肌原纤维蛋白(myofibrillar protein,MP)是肉类蛋白的主要成分,其两亲性是构建乳液体系的良好材料。然而,MP乳液受限于离子强度和结构特性,易发生絮凝和聚集。因此,改善MP油水界面特性尤为重要。尽管不同改性方法已被用于改善MP的油水界面特性,但尚未形成全面总结,且关于MP基乳液的油水界面稳定性机制仍需进一步系统综述。该文全面总结了MP油水界面特性改善方法(物理法、化学法和物理化学联合法)。详细综述了单独MP、MP-多酚和MP-多糖稳定的Pickering乳液和乳液凝胶,以及单独MP稳定的纳米乳液在油水界面稳定机制,并介绍了MP基乳液在食品工业中的应用,以期为开发更稳定和多功能应用的MP乳液提供参考。
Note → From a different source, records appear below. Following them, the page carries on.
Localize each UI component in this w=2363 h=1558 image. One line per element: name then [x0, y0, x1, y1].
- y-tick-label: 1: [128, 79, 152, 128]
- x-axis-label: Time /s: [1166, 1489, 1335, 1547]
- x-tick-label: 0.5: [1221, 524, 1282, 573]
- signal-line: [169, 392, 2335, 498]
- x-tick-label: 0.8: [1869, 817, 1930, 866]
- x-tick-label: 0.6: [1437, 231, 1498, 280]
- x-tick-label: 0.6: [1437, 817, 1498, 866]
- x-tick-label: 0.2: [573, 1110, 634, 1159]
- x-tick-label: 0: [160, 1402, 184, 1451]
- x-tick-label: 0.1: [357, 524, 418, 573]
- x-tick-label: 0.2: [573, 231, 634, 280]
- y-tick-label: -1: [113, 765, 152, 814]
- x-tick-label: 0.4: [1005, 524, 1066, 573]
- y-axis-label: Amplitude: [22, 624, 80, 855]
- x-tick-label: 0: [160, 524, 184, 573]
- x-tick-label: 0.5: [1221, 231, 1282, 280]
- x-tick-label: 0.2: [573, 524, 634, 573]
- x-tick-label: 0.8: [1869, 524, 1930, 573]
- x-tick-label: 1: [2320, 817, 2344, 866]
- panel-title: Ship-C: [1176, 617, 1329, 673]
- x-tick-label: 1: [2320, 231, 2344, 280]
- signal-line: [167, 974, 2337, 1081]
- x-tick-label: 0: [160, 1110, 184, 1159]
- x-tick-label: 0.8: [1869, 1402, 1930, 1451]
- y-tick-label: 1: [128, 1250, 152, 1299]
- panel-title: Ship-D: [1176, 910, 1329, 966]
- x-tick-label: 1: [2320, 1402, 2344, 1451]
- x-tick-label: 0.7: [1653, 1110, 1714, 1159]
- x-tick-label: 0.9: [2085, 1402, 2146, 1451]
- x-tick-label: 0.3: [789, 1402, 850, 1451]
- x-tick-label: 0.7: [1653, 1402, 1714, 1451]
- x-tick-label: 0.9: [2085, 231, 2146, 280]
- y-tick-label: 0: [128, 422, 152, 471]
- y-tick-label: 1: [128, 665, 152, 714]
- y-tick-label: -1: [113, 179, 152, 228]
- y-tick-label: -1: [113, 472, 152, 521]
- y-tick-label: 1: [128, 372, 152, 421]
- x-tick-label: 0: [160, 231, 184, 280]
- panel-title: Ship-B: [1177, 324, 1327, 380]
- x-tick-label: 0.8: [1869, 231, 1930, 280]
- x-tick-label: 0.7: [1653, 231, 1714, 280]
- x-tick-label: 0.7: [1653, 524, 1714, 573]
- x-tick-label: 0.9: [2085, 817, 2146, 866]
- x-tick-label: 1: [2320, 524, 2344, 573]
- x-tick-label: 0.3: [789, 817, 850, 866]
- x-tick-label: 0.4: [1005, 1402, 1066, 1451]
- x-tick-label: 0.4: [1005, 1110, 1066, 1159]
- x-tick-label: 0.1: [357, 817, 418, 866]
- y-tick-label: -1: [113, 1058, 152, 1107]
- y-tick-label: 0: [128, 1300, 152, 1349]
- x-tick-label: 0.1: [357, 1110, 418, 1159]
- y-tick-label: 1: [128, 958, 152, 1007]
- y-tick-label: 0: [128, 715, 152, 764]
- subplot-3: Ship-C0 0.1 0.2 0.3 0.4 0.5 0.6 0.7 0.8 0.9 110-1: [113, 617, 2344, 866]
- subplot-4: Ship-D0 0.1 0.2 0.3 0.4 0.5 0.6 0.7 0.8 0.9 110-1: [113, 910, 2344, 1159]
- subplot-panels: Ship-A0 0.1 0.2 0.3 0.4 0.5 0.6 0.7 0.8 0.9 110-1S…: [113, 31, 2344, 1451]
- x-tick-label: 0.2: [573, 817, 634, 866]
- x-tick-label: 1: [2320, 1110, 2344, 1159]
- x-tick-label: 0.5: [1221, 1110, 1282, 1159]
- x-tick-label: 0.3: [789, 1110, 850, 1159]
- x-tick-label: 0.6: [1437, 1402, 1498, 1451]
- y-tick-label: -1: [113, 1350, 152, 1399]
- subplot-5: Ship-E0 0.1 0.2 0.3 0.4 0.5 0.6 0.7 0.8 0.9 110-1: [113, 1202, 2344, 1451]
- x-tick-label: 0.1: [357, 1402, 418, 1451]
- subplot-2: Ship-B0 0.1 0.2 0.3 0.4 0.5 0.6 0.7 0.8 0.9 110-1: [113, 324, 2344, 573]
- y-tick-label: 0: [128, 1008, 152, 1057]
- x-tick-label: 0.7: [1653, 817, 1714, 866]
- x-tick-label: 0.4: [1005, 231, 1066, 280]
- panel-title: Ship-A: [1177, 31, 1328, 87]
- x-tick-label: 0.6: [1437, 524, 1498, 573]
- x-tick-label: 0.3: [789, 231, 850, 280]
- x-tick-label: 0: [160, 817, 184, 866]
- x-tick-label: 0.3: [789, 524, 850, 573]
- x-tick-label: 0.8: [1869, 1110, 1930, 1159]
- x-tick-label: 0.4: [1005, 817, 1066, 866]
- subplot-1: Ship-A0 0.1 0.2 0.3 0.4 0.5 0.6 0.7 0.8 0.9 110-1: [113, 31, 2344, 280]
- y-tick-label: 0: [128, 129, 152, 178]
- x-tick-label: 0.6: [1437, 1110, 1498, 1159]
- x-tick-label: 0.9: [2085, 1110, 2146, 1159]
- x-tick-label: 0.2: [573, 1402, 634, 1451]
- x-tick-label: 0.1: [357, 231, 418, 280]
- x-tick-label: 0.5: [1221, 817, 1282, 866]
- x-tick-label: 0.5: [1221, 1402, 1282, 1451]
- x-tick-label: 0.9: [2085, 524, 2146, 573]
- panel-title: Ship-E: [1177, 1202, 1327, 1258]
关键词: 肌原纤维蛋白; 改性技术; 稳定性; 油水界面行为; 食品工业

本文引用格式

陈玉峰 , 杨方东 , 洪晴雨 , 程威威 , 郑雅丹 , 史慧茹 , 周绪霞 , 丁玉庭 , 刘书来 . 基于油水界面行为解析肌原纤维蛋白基乳液稳定机制及其在食品中的应用进展[J]. 食品与发酵工业, 2026 , 52(1) : 387 -398 . DOI: 10.13995/j.cnki.11-1802/ts.043181

Abstract

Myofibrillar protein (MP), as the principal component of meat proteins, possesses amphiphilic characteristics that make it a suitable material for constructing emulsion systems.However, MP emulsions are susceptible to flocculation and aggregation due to limitations in ionic strength and structural properties, highlighting the critical need to enhance their oil-water interfacial characteristics.Although various modification approaches have been employed to improve the oil-water interfacial properties of MP, there remains a lack of comprehensive synthesis of these methods, and the stabilization mechanisms at oil-water interfaces in MP-based emulsions require more systematic elucidation.Based on this, this review provides a comprehensive summary of MP oil-water interfacial property improvement methods (physical, chemical and combined physicochemical methods).The mechanisms of oil-water interfacial stabilisation of Pickering emulsions and emulsion gels stabilised by MP alone, MP-polyphenols and MP-polysaccharides, as well as nano-emulsions stabilised by MP alone, are described in detail.Furthermore, the applications of MP-based emulsion systems in the food industry are discussed, aiming to provide theoretical guidance for developing more stable and multifunctional MP emulsion products.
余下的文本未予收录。